Researchers reveal Bitcoin blockchain security flaw caused by excessive node concentration

At the 38th IEEE Security and Privacy Symposium, Aviv Zohar of the Hebrew University will present a report (download the full text of the Coin Library) that details how to attack the Bitcoin blockchain through the Internet's routing architecture. In the report, Zohar and his research partners Maria Apostolaki and Laurent Vanbever demonstrated two ways that the Border Gateway Protocol (BGP) can attack Bitcoin - partition attack attack and delayed attack attack.

In a partition attack scenario, if an Internet Service Provider (ISP) is the only path to a significant portion of the Bitcoin network, a black hole (network Trojan) could block both parties (blockchain and network routing) from communicating. While these two "islands" process transactions and mine Bitcoins on their own, once an intruder connects both parties again, there is no choice but to lose the mined Bitcoins, transactions, and mining revenue.

Researchers say that in some ways, delay attacks are considered the worst-case scenario because, unlike partition attacks, they are undetectable. Merchants can easily double-spend after being attacked; miners' transaction processing capacity will also be wasted, and ordinary nodes will not be able to propagate normally in the blockchain.

Such problems are daunting for bitcoin developers, who have no control over attack vectors or the BGP protocol that determines the path that packets take in the network.

BGP is a simplified product of this era, used to trust the information received. An intentional or unintentional error in a carrier or ISP network will have a negative impact on BGP routing information and endanger most network traffic.

Both types of attacks require an insider to provide ISP information in order to succeed. Despite this, they still have the potential to cause significant attacks on the Bitcoin network and can be easily overlooked. Bitcoin nodes tend to cluster in a small number of ISPs. It is estimated that 30% of the Bitcoin network exists in 13 hosts and 60% of Bitcoin traffic is visible in 3 ISPs.
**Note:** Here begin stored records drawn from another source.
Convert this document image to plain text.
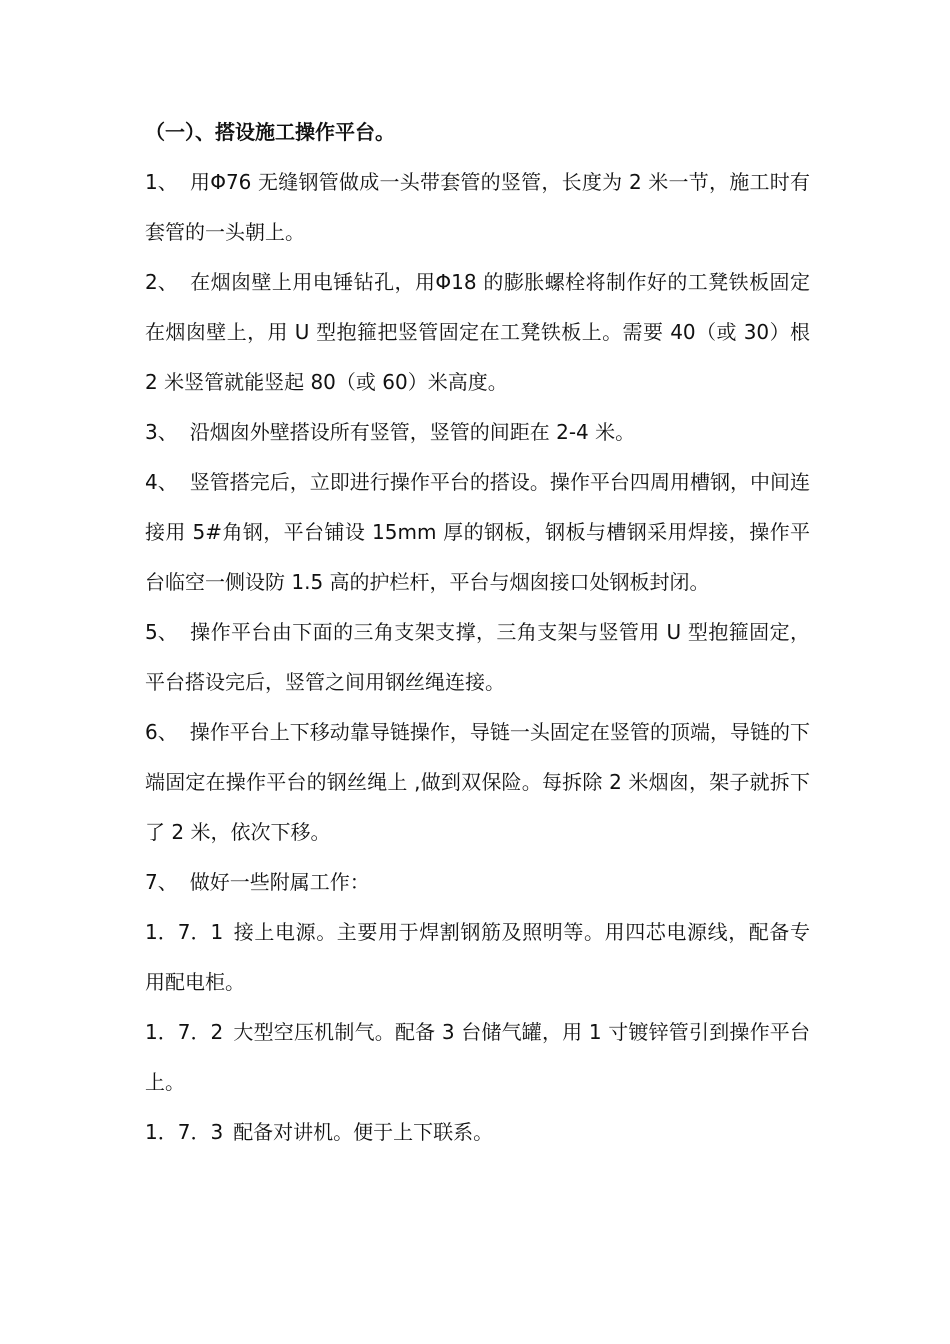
（一）、搭设施工操作平台。
1、 用Φ76 无缝钢管做成一头带套管的竖管，长度为 2 米一节，施工时有套管的一头朝上。
2、 在烟囱壁上用电锤钻孔，用Φ18 的膨胀螺栓将制作好的工凳铁板固定在烟囱壁上，用 U 型抱箍把竖管固定在工凳铁板上。需要 40（或 30）根 2 米竖管就能竖起 80（或 60）米高度。
3、 沿烟囱外壁搭设所有竖管，竖管的间距在 2-4 米。
4、 竖管搭完后，立即进行操作平台的搭设。操作平台四周用槽钢，中间连接用 5#角钢，平台铺设 15mm 厚的钢板，钢板与槽钢采用焊接，操作平台临空一侧设防 1.5 高的护栏杆，平台与烟囱接口处钢板封闭。
5、 操作平台由下面的三角支架支撑，三角支架与竖管用 U 型抱箍固定，平台搭设完后，竖管之间用钢丝绳连接。
6、 操作平台上下移动靠导链操作，导链一头固定在竖管的顶端，导链的下端固定在操作平台的钢丝绳上 ,做到双保险。每拆除 2 米烟囱，架子就拆下了 2 米，依次下移。
7、 做好一些附属工作：
1．7．1 接上电源。主要用于焊割钢筋及照明等。用四芯电源线，配备专用配电柜。
1．7．2 大型空压机制气。配备 3 台储气罐，用 1 寸镀锌管引到操作平台上。
1．7．3 配备对讲机。便于上下联系。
The researchers mentioned that in November 2015 alone, BGP attacks affected hundreds of Bitcoin nodes, accounting for 8% of the total network nodes (447 nodes) at the time. However, the report also proposed some countermeasures, most of which can be deployed immediately, such as ensuring the diversity of node connections, considering routing conditions when selecting nodes, and "encrypting Bitcoin connections or using message authentication codes (MACs) to verify the authenticity of each message content, which makes delay attacks more difficult."
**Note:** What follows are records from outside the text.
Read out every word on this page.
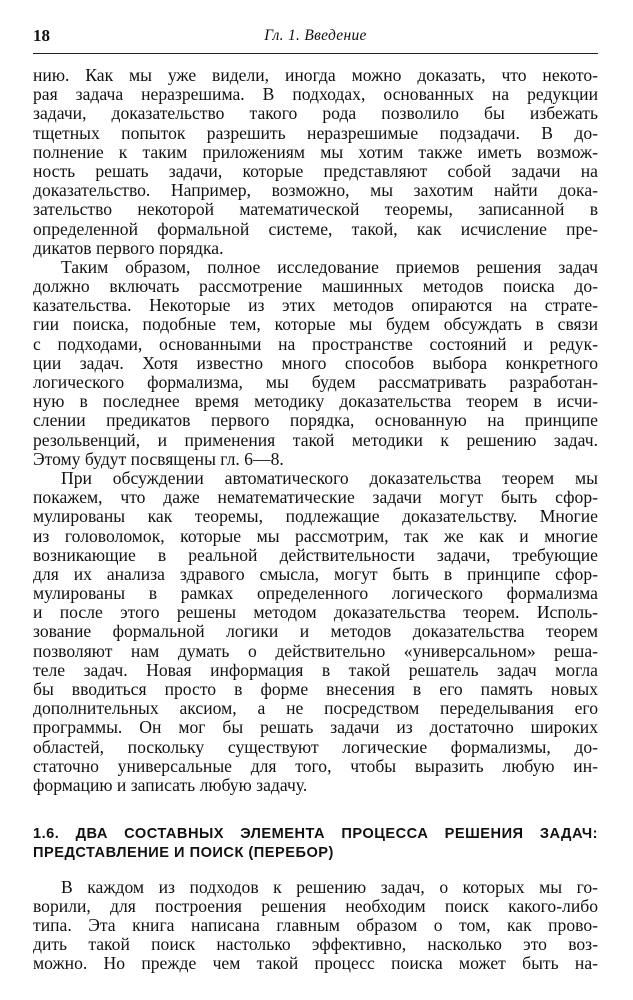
18	Гл. 1. Введение
нию. Как мы уже видели, иногда можно доказать, что некото-
рая задача неразрешима. В подходах, основанных на редукции
задачи, доказательство такого рода позволило бы избежать
тщетных попыток разрешить неразрешимые подзадачи. В до-
полнение к таким приложениям мы хотим также иметь возмож-
ность решать задачи, которые представляют собой задачи на
доказательство. Например, возможно, мы захотим найти дока-
зательство некоторой математической теоремы, записанной в
определенной формальной системе, такой, как исчисление пре-
дикатов первого порядка.
Таким образом, полное исследование приемов решения задач
должно включать рассмотрение машинных методов поиска до-
казательства. Некоторые из этих методов опираются на страте-
гии поиска, подобные тем, которые мы будем обсуждать в связи
с подходами, основанными на пространстве состояний и редук-
ции задач. Хотя известно много способов выбора конкретного
логического формализма, мы будем рассматривать разработан-
ную в последнее время методику доказательства теорем в исчи-
слении предикатов первого порядка, основанную на принципе
резольвенций, и применения такой методики к решению задач.
Этому будут посвящены гл. 6—8.
При обсуждении автоматического доказательства теорем мы
покажем, что даже нематематические задачи могут быть сфор-
мулированы как теоремы, подлежащие доказательству. Многие
из головоломок, которые мы рассмотрим, так же как и многие
возникающие в реальной действительности задачи, требующие
для их анализа здравого смысла, могут быть в принципе сфор-
мулированы в рамках определенного логического формализма
и после этого решены методом доказательства теорем. Исполь-
зование формальной логики и методов доказательства теорем
позволяют нам думать о действительно «универсальном» реша-
теле задач. Новая информация в такой решатель задач могла
бы вводиться просто в форме внесения в его память новых
дополнительных аксиом, а не посредством переделывания его
программы. Он мог бы решать задачи из достаточно широких
областей, поскольку существуют логические формализмы, до-
статочно универсальные для того, чтобы выразить любую ин-
формацию и записать любую задачу.
1.6. ДВА СОСТАВНЫХ ЭЛЕМЕНТА ПРОЦЕССА РЕШЕНИЯ ЗАДАЧ:
ПРЕДСТАВЛЕНИЕ И ПОИСК (ПЕРЕБОР)
В каждом из подходов к решению задач, о которых мы го-
ворили, для построения решения необходим поиск какого-либо
типа. Эта книга написана главным образом о том, как прово-
дить такой поиск настолько эффективно, насколько это воз-
можно. Но прежде чем такой процесс поиска может быть на-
Michael Perklin, chief information security officer of cryptocurrency asset exchange Shapeshift, said that Bitcoin was designed to resist attacks, just like the Internet, whose reason for existence is to withstand nuclear attacks on cities; through the decentralization of nodes, unilateral failure is ensured to be non-existent. Perklin said that the Bitcoin blockchain record contains the details of each transaction. Therefore, once the blockchain and ISP attacks are blocked, two different records will be generated. The reversal of payments and the destruction of new coins will cause consensus failure, which will have a catastrophic impact on the economy.

Perklin concluded:

Fortunately, ISPs are aware of the importance of BGP in node connectivity and they regularly take steps to prevent related attacks. While such attacks are theoretically possible (like brute-forcing private keys), we can rest assured that they are difficult to carry out in practice because the attackers have to have privileged access to highly protected devices.

The details of the security issues mentioned in this report will be announced at the IEEE conference in May this year. The researchers said they will release code in GitHub to simulate the attack prototype.